Minoo Rassoulzadegan will present: “RNA-MEDIATED HEREDITY OF PARAMUTATION AND ACQUIRED PHENOTYPE IN THE MOUSE”
Clearly, Skinner and others like him are in over their head. The idea that any RNA-mediated event can be linked from a mutation, epimutation, paramutation, or anything else but nutrient uptake and the controlled physiology of reproduction is an idea that should have been eliminated from any further consideration whatsoever when Dobzhansky published: Nothing in Biology Makes Any Sense Except in the Light of Evolution
The evolutionary biologist Theodosius Dobzhansky famously noted that “nothing in biology makes sense except in the light of evolution,” but perhaps, too, “nothing in evolution makes sense except in the light of biology.” Although the latter might be an exaggeration, an important gap is being filled by molecular understanding of the genesis of variation that confers the ability to evolve.
The genesis of variation is nutrient-dependent and ecological variation is linked to ecological adaptation via the physiology of reproduction in all genera.

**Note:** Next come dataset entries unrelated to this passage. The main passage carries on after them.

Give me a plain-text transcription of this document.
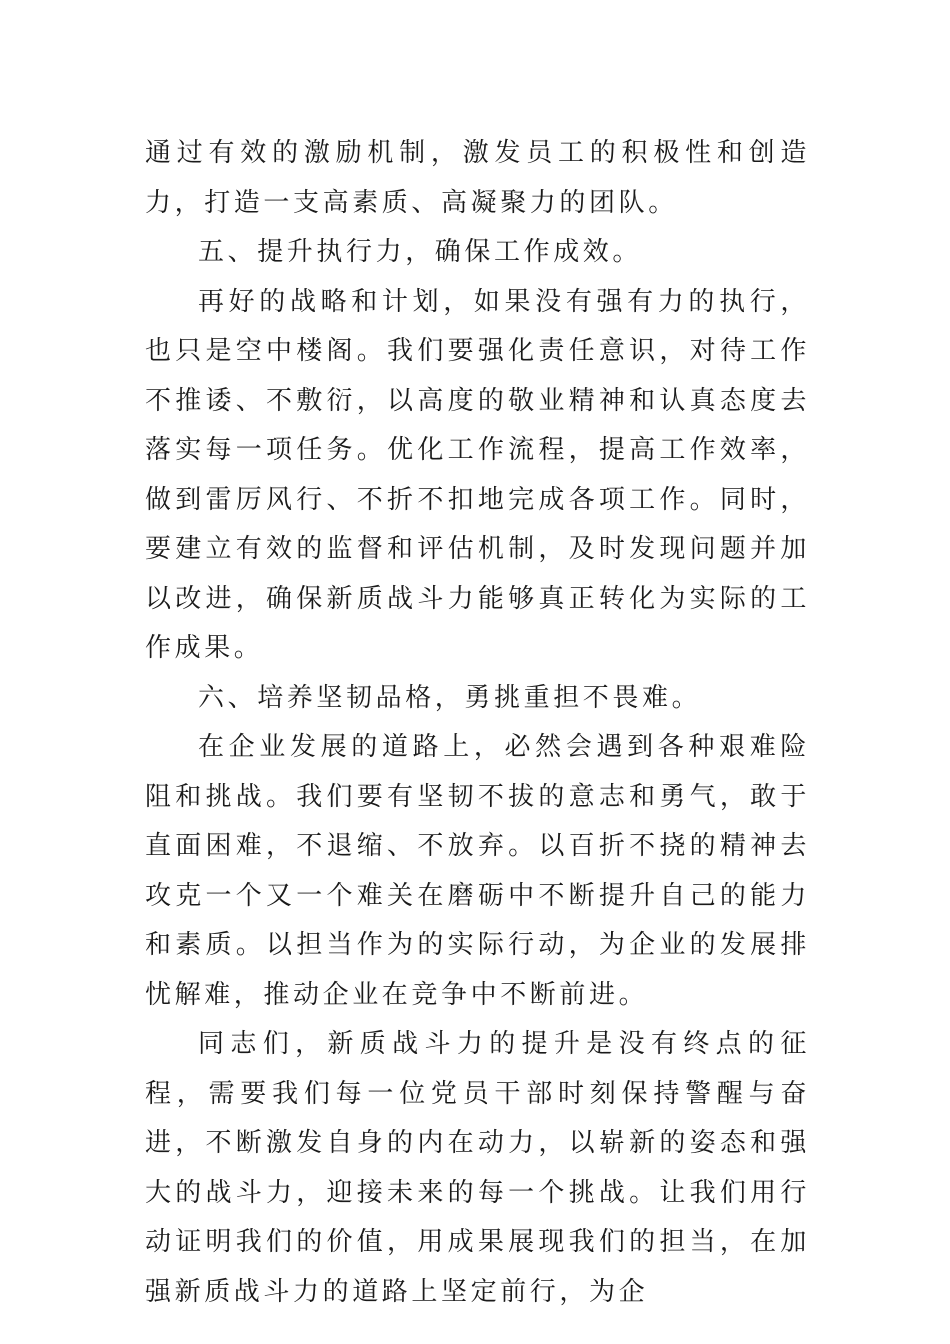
通过有效的激励机制，激发员工的积极性和创造力，打造一支高素质、高凝聚力的团队。

五、提升执行力，确保工作成效。

再好的战略和计划，如果没有强有力的执行，也只是空中楼阁。我们要强化责任意识，对待工作不推诿、不敷衍，以高度的敬业精神和认真态度去落实每一项任务。优化工作流程，提高工作效率，做到雷厉风行、不折不扣地完成各项工作。同时，要建立有效的监督和评估机制，及时发现问题并加以改进，确保新质战斗力能够真正转化为实际的工作成果。

六、培养坚韧品格，勇挑重担不畏难。

在企业发展的道路上，必然会遇到各种艰难险阻和挑战。我们要有坚韧不拔的意志和勇气，敢于直面困难，不退缩、不放弃。以百折不挠的精神去攻克一个又一个难关在磨砺中不断提升自己的能力和素质。以担当作为的实际行动，为企业的发展排忧解难，推动企业在竞争中不断前进。

同志们，新质战斗力的提升是没有终点的征程，需要我们每一位党员干部时刻保持警醒与奋进，不断激发自身的内在动力，以崭新的姿态和强大的战斗力，迎接未来的每一个挑战。让我们用行动证明我们的价值，用成果展现我们的担当，在加强新质战斗力的道路上坚定前行，为企
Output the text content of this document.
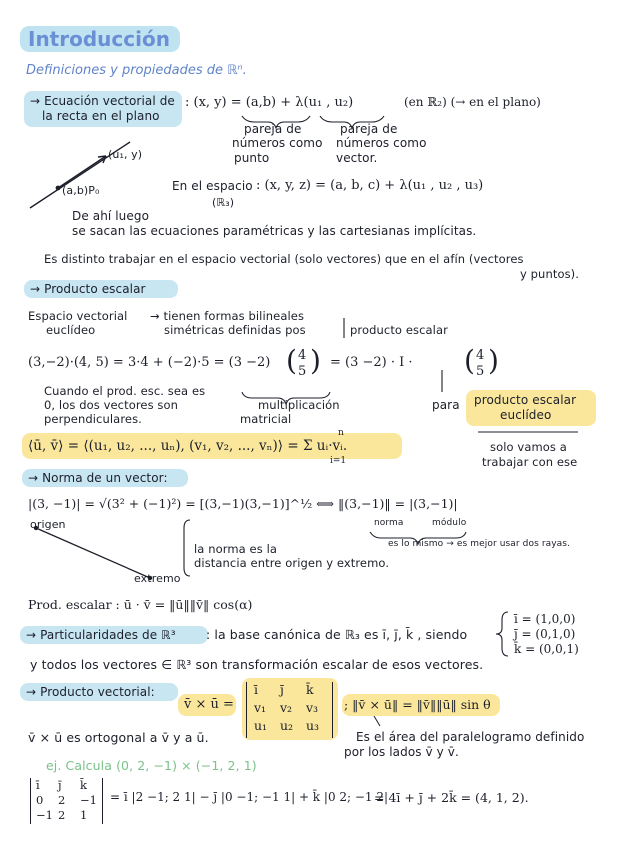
Introducción
Definiciones y propiedades de ℝⁿ.
→ Ecuación vectorial de
la recta en el plano
: (x, y) = (a,b) + λ(u₁ , u₂)	(en ℝ₂) (→ en el plano)
pareja de
números como
punto
pareja de
números como
vector.
(u₁, y)
(a,b)P₀	En el espacio
(ℝ₃)
: (x, y, z) = (a, b, c) + λ(u₁ , u₂ , u₃)
De ahí luego
se sacan las ecuaciones paramétricas y las cartesianas implícitas.
Es distinto trabajar en el espacio vectorial (solo vectores) que en el afín (vectores
y puntos).
→ Producto escalar
Espacio vectorial
euclídeo
→ tienen formas bilineales
simétricas definidas pos	producto escalar
(3,−2)·(4, 5) = 3·4 + (−2)·5 = (3 −2) 4
5
( ) = (3 −2) · I ·	4
5
( )
Cuando el prod. esc. sea es
0, los dos vectores son
perpendiculares.
multiplicación
matricial
para producto escalar
euclídeo
⟨ū, v̄⟩ = ⟨(u₁, u₂, ..., uₙ), (v₁, v₂, ..., vₙ)⟩ = Σ uᵢ·vᵢ.
n
i=1
solo vamos a
trabajar con ese
→ Norma de un vector:
|(3, −1)| = √(3² + (−1)²) = [(3,−1)(3,−1)]^½ ⟺ ‖(3,−1)‖ = |(3,−1)|
norma	módulo
es lo mismo → es mejor usar dos rayas.
origen
extremo
la norma es la
distancia entre origen y extremo.
Prod. escalar : ū · v̄ = ‖ū‖‖v̄‖ cos(α)
→ Particularidades de ℝ³	: la base canónica de ℝ₃ es ī, j̄, k̄ , siendo
ī = (1,0,0)
j̄ = (0,1,0)
k̄ = (0,0,1)
y todos los vectores ∈ ℝ³ son transformación escalar de esos vectores.
→ Producto vectorial:
v̄ × ū =
ī j̄ k̄
v₁ v₂ v₃
u₁ u₂ u₃
; ‖v̄ × ū‖ = ‖v̄‖‖ū‖ sin θ
v̄ × ū es ortogonal a v̄ y a ū.	Es el área del paralelogramo definido
por los lados v̄ y v̄.
ej. Calcula (0, 2, −1) × (−1, 2, 1)
ī j̄ k̄
0 2 −1
−1 2 1
= ī |2 −1; 2 1| − j̄ |0 −1; −1 1| + k̄ |0 2; −1 2|
= 4ī + j̄ + 2k̄ = (4, 1, 2).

The physiology of reproduction is perturbed by viruses that link entropic elasticity to genomic entropy due to stress, except when the anti-entropic epigenetic effect of nutrients on RNA-mediated cell type differentiation prevent the genomic entropy via fixation of amino acid substitutions that stabilize the organized genomes of all genera.
The stability of organized genomes can be re-evaluated in the context of claims about the “re-evolved” bacterial flagellum, which occurred over-the-weekend, and compared to the fossil record of bacteria that reportedly have not changed in ~2 billion years.
The reevaluation of claims about the time it might take for mutations to lead to the evolution of new species can now be compared to what is known about virus-driven changes, which were never before considered in the context of any atoms to ecosystems model of biodiversity.
So indeed, the new understanding of evolution needs to integrate what we now know about viruses and virus-host interactions which, from my own perspective, has been absolutely one of the key factors of all evolution since the emergence of cells — well, actually even before the emergence of cells.
Eugene Koonin thinks others should begin to integrate one of the key factors of all evolution, but that is what many others have been doing during the past two decades. What took so long for theorists to notice that others were questioning their ridiculous assumptions, which appear to be based on de Vries definition of “mutation” from the early 20th century.
See for comparison from the early 21st century:
Excerpt: It might also be necessary to develop models that allow patterns and rates of nonsynonymous evolution to differ among lineages. Although this will clearly add to the complexity of models, it may represent an important step toward reality; in the case of the primate lentiviruses, amino acid residues that are highly variable in HIV are sometimes conserved in chimpanzee SIV (19), and this may have a significant effect on dating estimates. Such lineage-specific differences in rate might be incorporated using the so-called “covarion” model of sequence change, which has a long history in molecular evolution (15) and is currently experiencing a newfound popularity (14, 16).